Commerce, Justice, Science Appropriations Bill Approved By Subcommittee
Contains “unsustainable” increases in spending
WASHINGTON, D.C. – The House Commerce, Justice, Science Appropriations subcommittee today approved its annual bill to fund the various federal agencies within its jurisdiction. The proposed legislation totals $64.4 billion – a $6.8 billion or a 12% increase over last year.
House Appropriations Ranking Republican Rep. Jerry Lewis praised the bill’s focus on providing funding for important national programs but underscored the need to prioritize programs to keep spending within responsible and prudent levels.
“This proposal’s double digit increase in overall spending is excessive and unsustainable,” Lewis said, “During this time of economic struggle and record deficits, we must make tough choices to focus our limited actual resources on the most important national priorities, while restraining spending in other areas.”
Subcommittee Ranking Republican Rep.
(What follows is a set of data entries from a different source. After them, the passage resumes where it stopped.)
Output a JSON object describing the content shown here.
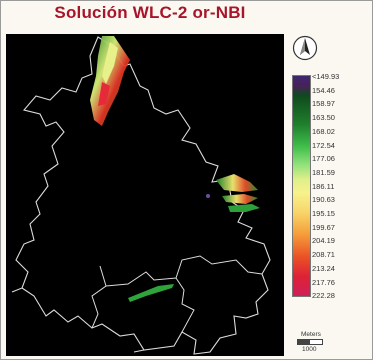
{
  "title": "Solución WLC-2 or-NBI",
  "north_arrow": {
    "icon": "north-arrow-icon"
  },
  "legend": {
    "values": [
      "<149.93",
      "154.46",
      "158.97",
      "163.50",
      "168.02",
      "172.54",
      "177.06",
      "181.59",
      "186.11",
      "190.63",
      "195.15",
      "199.67",
      "204.19",
      "208.71",
      "213.24",
      "217.76",
      "222.28"
    ],
    "colors": {
      "low": "#3a2a6e",
      "mid": "#f7f28c",
      "high": "#cf1f5a"
    }
  },
  "scale_bar": {
    "label": "Meters",
    "value": "1000"
  },
  "colors": {
    "background": "#000000",
    "boundary": "#dcdcdc",
    "title": "#a8142a"
  }
}
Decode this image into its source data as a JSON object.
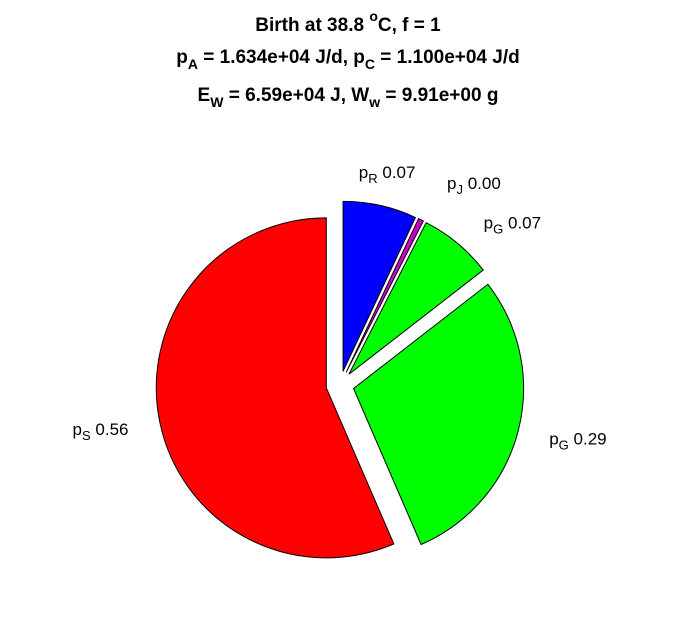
{
  "chart_data": {
    "type": "pie",
    "title_lines": [
      {
        "parts": [
          {
            "t": "Birth at 38.8 "
          },
          {
            "t": "o",
            "s": "sup"
          },
          {
            "t": "C, f = 1"
          }
        ]
      },
      {
        "parts": [
          {
            "t": "p"
          },
          {
            "t": "A",
            "s": "sub"
          },
          {
            "t": " = 1.634e+04 J/d, p"
          },
          {
            "t": "C",
            "s": "sub"
          },
          {
            "t": " = 1.100e+04 J/d"
          }
        ]
      },
      {
        "parts": [
          {
            "t": "E"
          },
          {
            "t": "W",
            "s": "sub"
          },
          {
            "t": " = 6.59e+04 J, W"
          },
          {
            "t": "w",
            "s": "sub"
          },
          {
            "t": " = 9.91e+00 g"
          }
        ]
      }
    ],
    "slices": [
      {
        "symbol": "p",
        "sub": "R",
        "value_label": "0.07",
        "value": 0.07,
        "color": "#0000ff",
        "exploded": true
      },
      {
        "symbol": "p",
        "sub": "J",
        "value_label": "0.00",
        "value": 0.005,
        "color": "#cc00cc",
        "exploded": true
      },
      {
        "symbol": "p",
        "sub": "G",
        "value_label": "0.07",
        "value": 0.07,
        "color": "#00ff00",
        "exploded": true
      },
      {
        "symbol": "p",
        "sub": "G",
        "value_label": "0.29",
        "value": 0.29,
        "color": "#00ff00",
        "exploded": true
      },
      {
        "symbol": "p",
        "sub": "S",
        "value_label": "0.56",
        "value": 0.565,
        "color": "#ff0000",
        "exploded": true
      }
    ],
    "start_direction": "12 o'clock",
    "direction": "clockwise"
  }
}
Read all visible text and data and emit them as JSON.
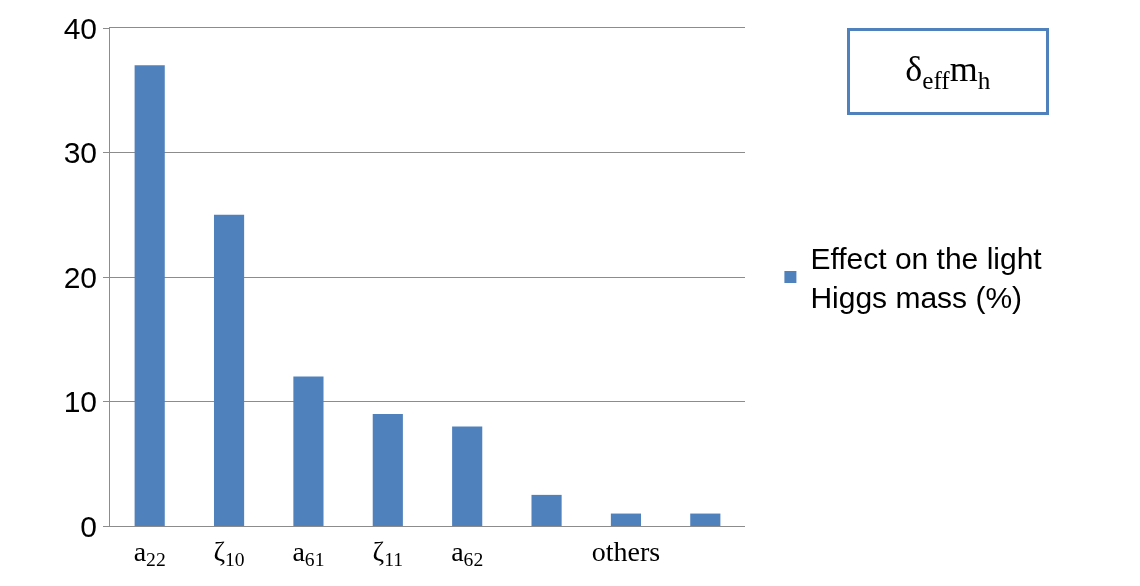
{
  "chart_data": {
    "type": "bar",
    "categories": [
      "a$_{22}$",
      "ζ$_{10}$",
      "a$_{61}$",
      "ζ$_{11}$",
      "a$_{62}$",
      null,
      "others",
      null
    ],
    "series": [
      {
        "name": "Effect on the light Higgs mass (%)",
        "color": "#4f81bd",
        "values": [
          37,
          25,
          12,
          9,
          8,
          2.5,
          1,
          1
        ]
      }
    ],
    "ylim": [
      0,
      40
    ],
    "yticks": [
      0,
      10,
      20,
      30,
      40
    ],
    "grid": "y",
    "legend": "right",
    "annotations": [
      "δ$_{eff}$m$_{h}$"
    ]
  }
}
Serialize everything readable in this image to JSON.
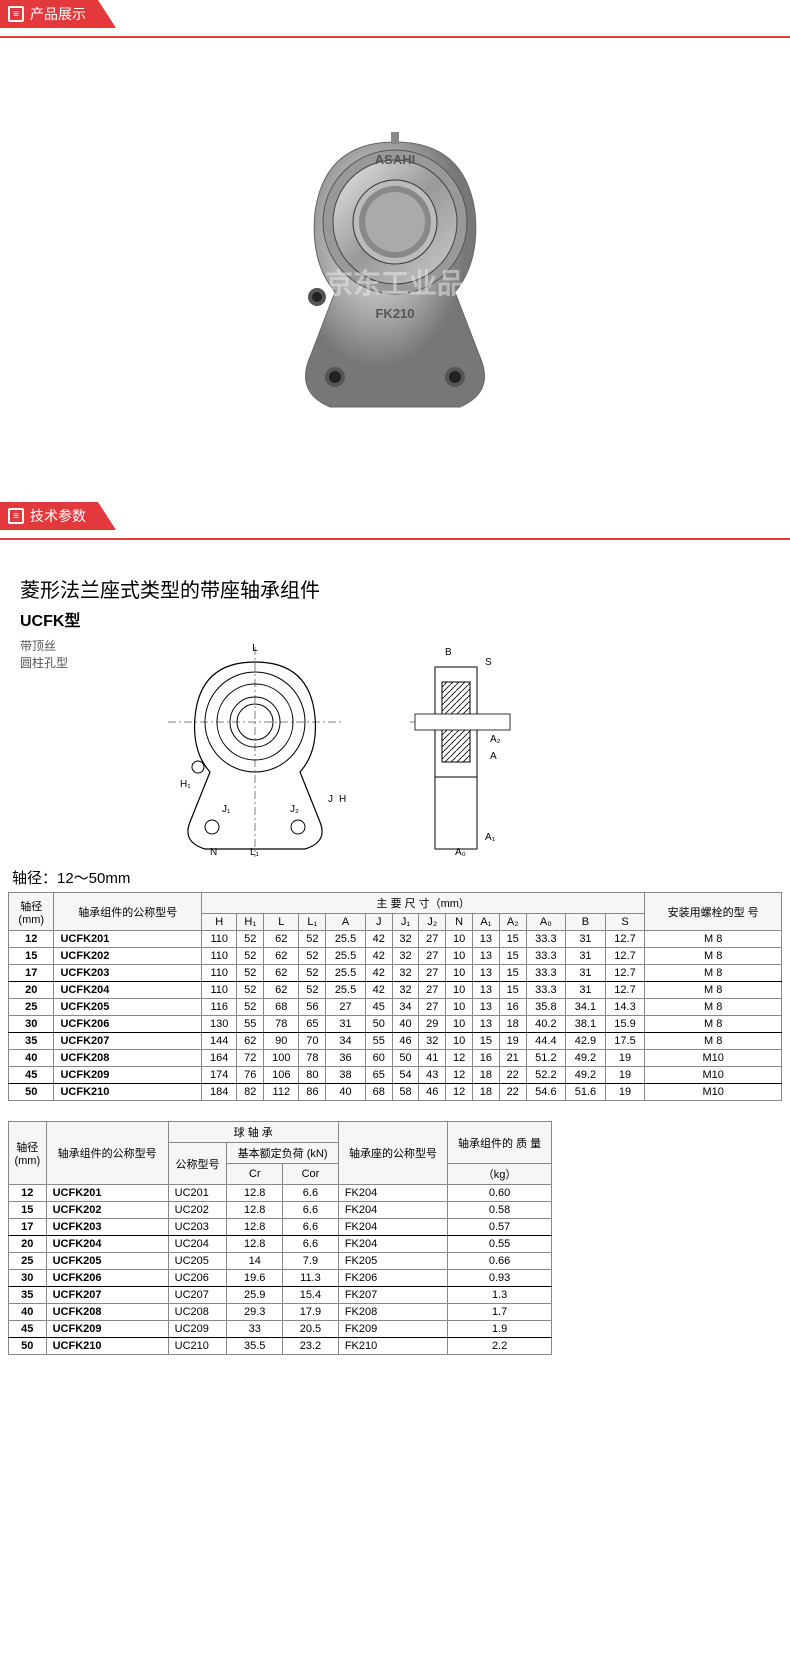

Frank Wolf also expressed concern with the proposal’s cost, saying that the overly-generous allocation meant that Congress would be able to avoid making tough but necessary decisions to maintain fiscal discipline.
“This level of spending is unsustainable in light of our growing deficits and debt,” Wolf said. “I believe that we could have met the most urgent needs by prioritizing within a lower allocation.”
Both Lewis and Wolf expressed support for funding for programs of national importance in the bill - including the FBI, the National Science Foundation, and the State Criminal Alien Assistance Program (SCAAP). The SCAAP program was slated for elimination under the President’s budget request, but is funded at $300 million - or $100 million below last year’s level – in the subcommittee proposal. Wolf indicated that there will likely be attempts to increase this funding as the bill makes its way through the legislative process.
Another item of note is the proposal’s lack of requested funding for closing the Guantanamo Bay detention facility. The subcommittee bill also includes language to restrict the transfer or release of detainees into the United States.